For a real competitor to Debian/Ubuntu/RHEL in terms of lifecycle duration, a better solution is to assume version released before the CVE’s initial disclosure is vulnerable unless explicitly specified otherwise. That’s what we do at $dayjob. As such, meta.remediatedCVEs fits better here. Folks working on the stable branch at a corporation like RedHat/Canonical would either bump the version (rarer than unicorns) to match the remediated version from upstream or backport a patch with multiple commits as their dependencies and issue a security advisory saying “Yes, vx.y.z is old and might be flagged by your security scanner, but we have in fact patched the CVE so be rest assured. Here’s our CSAF file that your security scanner can pick up and hopefully (there are misses at times, unfortunately) it gives you the correct status of your system’s state.”
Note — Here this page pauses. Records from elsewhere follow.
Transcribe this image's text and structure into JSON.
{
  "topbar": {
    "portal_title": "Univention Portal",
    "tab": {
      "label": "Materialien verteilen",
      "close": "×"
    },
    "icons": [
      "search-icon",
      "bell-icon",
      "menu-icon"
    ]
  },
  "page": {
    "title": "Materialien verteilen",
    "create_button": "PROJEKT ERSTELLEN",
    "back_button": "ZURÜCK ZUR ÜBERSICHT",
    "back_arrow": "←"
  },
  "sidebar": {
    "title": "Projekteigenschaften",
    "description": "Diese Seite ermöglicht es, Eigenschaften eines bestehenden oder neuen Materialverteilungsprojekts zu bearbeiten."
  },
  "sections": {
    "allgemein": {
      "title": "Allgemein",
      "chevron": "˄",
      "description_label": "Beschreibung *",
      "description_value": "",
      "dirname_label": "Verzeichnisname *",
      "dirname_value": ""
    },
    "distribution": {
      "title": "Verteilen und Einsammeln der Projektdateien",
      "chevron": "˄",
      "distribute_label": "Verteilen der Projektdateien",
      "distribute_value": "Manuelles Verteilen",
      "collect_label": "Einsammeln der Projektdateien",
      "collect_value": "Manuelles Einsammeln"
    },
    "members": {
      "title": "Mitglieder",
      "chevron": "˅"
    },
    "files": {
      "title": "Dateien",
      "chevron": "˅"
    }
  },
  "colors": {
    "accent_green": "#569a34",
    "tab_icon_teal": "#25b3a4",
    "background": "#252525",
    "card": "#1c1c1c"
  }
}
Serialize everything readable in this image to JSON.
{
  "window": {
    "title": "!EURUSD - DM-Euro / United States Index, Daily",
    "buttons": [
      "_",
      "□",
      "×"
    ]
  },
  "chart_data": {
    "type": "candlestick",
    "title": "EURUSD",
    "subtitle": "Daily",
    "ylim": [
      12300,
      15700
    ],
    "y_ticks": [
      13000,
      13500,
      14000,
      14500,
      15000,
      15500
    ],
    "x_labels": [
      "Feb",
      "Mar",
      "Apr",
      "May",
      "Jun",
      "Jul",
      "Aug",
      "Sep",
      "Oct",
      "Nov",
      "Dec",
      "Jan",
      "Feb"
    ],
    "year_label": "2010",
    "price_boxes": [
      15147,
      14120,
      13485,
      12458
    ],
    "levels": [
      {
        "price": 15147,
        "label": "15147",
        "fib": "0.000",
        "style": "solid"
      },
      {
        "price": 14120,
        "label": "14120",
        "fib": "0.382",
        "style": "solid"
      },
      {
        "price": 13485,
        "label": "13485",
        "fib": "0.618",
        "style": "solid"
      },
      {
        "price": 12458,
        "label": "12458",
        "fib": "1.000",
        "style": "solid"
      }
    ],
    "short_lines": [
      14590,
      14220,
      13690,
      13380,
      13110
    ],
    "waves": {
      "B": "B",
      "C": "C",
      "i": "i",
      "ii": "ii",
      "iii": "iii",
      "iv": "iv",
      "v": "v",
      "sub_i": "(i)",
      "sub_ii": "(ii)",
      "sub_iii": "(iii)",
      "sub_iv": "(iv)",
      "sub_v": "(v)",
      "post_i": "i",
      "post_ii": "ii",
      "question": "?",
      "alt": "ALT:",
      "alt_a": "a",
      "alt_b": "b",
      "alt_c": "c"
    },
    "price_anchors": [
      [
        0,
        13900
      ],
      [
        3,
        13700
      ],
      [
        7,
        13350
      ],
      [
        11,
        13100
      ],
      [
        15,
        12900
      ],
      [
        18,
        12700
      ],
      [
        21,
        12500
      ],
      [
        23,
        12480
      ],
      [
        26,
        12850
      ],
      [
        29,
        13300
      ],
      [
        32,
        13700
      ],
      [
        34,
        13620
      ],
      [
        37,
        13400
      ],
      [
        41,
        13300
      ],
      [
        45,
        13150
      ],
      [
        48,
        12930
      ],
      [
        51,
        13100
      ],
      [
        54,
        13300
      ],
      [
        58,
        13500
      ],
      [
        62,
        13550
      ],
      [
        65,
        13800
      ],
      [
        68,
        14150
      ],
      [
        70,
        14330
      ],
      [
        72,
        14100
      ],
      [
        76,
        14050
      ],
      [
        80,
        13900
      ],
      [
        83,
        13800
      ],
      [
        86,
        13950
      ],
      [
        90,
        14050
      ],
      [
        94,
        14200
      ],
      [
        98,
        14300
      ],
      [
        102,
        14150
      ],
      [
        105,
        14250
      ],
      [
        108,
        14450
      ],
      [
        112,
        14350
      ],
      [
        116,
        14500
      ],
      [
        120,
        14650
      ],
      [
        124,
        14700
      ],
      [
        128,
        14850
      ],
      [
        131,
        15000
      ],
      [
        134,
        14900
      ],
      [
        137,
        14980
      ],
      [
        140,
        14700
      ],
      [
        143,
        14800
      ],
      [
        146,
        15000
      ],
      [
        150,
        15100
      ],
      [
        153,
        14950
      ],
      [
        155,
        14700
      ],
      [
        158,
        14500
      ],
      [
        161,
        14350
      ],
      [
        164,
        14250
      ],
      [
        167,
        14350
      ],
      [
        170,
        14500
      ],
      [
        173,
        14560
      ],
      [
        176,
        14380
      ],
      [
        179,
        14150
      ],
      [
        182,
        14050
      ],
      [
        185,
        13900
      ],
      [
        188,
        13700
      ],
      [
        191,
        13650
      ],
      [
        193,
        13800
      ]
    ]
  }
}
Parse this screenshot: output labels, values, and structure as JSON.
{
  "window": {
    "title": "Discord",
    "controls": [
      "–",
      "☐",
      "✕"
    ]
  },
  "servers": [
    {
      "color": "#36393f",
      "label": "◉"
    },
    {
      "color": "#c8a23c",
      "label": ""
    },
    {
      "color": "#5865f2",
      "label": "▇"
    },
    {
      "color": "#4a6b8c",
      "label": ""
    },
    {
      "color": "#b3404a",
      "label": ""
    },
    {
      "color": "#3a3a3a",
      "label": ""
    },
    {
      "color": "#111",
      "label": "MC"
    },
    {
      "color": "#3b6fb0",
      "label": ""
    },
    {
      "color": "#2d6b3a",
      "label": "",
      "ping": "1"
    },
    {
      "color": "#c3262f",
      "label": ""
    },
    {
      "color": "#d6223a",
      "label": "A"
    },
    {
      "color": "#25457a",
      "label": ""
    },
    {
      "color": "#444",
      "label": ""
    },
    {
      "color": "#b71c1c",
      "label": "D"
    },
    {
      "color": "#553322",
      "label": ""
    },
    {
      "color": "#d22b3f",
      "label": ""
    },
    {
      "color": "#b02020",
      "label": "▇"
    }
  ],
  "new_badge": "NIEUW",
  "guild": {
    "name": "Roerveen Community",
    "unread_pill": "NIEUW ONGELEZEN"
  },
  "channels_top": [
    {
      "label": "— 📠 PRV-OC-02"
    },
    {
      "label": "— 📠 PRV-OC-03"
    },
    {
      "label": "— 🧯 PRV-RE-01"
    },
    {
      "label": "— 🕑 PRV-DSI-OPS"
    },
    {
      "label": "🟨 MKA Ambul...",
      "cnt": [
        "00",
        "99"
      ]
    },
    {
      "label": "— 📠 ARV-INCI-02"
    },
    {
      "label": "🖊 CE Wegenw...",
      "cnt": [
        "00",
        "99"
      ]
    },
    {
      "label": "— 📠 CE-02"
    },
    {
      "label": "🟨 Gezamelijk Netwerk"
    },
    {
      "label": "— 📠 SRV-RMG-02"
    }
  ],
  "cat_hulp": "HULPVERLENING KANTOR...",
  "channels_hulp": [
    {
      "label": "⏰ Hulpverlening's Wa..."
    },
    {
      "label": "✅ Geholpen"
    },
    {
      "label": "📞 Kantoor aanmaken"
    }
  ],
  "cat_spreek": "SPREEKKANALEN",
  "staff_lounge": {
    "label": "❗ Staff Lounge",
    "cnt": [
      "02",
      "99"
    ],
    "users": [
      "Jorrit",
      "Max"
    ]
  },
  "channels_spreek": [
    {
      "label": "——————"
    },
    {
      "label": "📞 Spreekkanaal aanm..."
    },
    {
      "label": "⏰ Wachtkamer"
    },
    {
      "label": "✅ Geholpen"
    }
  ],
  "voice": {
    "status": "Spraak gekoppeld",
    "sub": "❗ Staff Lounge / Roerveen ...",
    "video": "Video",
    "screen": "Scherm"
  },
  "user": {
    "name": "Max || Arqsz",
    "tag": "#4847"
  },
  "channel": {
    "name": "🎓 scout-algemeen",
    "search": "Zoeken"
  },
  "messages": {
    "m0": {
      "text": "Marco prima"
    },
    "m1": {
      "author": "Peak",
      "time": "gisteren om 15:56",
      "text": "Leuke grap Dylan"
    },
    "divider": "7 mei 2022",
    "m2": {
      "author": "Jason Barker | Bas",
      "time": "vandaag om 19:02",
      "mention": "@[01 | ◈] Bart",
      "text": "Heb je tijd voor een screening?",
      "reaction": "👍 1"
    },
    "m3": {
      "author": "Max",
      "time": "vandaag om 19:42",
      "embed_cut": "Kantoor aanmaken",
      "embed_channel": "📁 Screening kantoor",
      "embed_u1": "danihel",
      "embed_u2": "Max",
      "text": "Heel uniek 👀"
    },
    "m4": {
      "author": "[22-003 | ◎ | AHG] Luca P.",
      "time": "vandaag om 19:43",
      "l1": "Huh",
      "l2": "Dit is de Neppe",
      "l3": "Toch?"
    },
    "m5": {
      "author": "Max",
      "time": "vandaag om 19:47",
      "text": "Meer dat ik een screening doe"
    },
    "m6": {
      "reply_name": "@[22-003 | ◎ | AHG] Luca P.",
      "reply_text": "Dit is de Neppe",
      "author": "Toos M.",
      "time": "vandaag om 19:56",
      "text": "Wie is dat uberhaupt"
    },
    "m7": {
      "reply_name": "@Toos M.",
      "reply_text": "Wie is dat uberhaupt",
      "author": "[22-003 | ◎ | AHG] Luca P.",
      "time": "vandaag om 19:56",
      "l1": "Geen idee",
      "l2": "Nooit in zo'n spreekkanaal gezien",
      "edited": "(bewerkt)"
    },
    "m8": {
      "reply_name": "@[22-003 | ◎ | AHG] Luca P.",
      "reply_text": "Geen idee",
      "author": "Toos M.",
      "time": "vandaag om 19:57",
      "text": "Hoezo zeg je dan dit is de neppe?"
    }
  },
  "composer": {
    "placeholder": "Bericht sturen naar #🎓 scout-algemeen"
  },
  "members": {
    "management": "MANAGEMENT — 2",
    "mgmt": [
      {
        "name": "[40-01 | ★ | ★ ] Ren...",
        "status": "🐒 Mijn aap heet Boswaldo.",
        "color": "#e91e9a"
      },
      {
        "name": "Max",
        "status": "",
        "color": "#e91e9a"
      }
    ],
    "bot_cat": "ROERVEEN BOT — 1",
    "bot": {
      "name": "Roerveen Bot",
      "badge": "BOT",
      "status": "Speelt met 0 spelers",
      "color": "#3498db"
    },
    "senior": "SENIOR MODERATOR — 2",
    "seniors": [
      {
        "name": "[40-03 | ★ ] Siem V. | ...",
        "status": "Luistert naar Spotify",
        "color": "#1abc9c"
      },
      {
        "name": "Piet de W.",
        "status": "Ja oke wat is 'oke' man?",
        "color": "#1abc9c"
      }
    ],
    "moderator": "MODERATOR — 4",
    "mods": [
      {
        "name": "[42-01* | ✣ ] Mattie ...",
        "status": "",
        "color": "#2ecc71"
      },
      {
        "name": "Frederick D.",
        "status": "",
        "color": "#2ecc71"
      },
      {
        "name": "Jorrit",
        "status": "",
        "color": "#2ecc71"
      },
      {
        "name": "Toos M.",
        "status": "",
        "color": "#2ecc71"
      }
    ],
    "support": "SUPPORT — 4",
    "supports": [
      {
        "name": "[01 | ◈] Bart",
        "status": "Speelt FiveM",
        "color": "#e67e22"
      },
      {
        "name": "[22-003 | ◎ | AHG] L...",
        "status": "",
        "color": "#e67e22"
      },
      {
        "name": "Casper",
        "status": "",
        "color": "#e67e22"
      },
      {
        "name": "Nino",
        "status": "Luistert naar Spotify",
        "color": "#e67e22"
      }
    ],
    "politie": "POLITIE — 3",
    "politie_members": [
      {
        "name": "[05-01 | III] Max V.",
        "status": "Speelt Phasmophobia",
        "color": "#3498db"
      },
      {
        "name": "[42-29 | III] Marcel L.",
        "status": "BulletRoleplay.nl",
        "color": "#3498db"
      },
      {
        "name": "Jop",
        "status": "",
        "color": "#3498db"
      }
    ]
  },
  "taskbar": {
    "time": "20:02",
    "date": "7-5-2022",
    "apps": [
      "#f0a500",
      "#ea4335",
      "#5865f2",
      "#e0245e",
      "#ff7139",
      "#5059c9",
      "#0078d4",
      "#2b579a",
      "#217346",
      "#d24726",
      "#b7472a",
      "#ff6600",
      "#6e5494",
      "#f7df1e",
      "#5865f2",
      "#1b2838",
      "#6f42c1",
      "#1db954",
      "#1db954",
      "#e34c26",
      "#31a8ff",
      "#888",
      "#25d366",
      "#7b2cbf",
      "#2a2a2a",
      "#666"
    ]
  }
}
I’ve worked on CVEs for userspace packages and the kernel and the biggest benefit that nixpkgs has here over almost every distribution in longterm maintenance (except for maybe Guix; looks similar to NixOS since I guess Guix is a fork of Nix but never actually tried it) is that you can actually test CVE regressions and ensure that you get consistent results since NixOS is a source-based distribution. So many more advantages but I think this post is getting a bit too ADHD-induced-ramble-ly from the main topic and quoted text. I’ll stop here.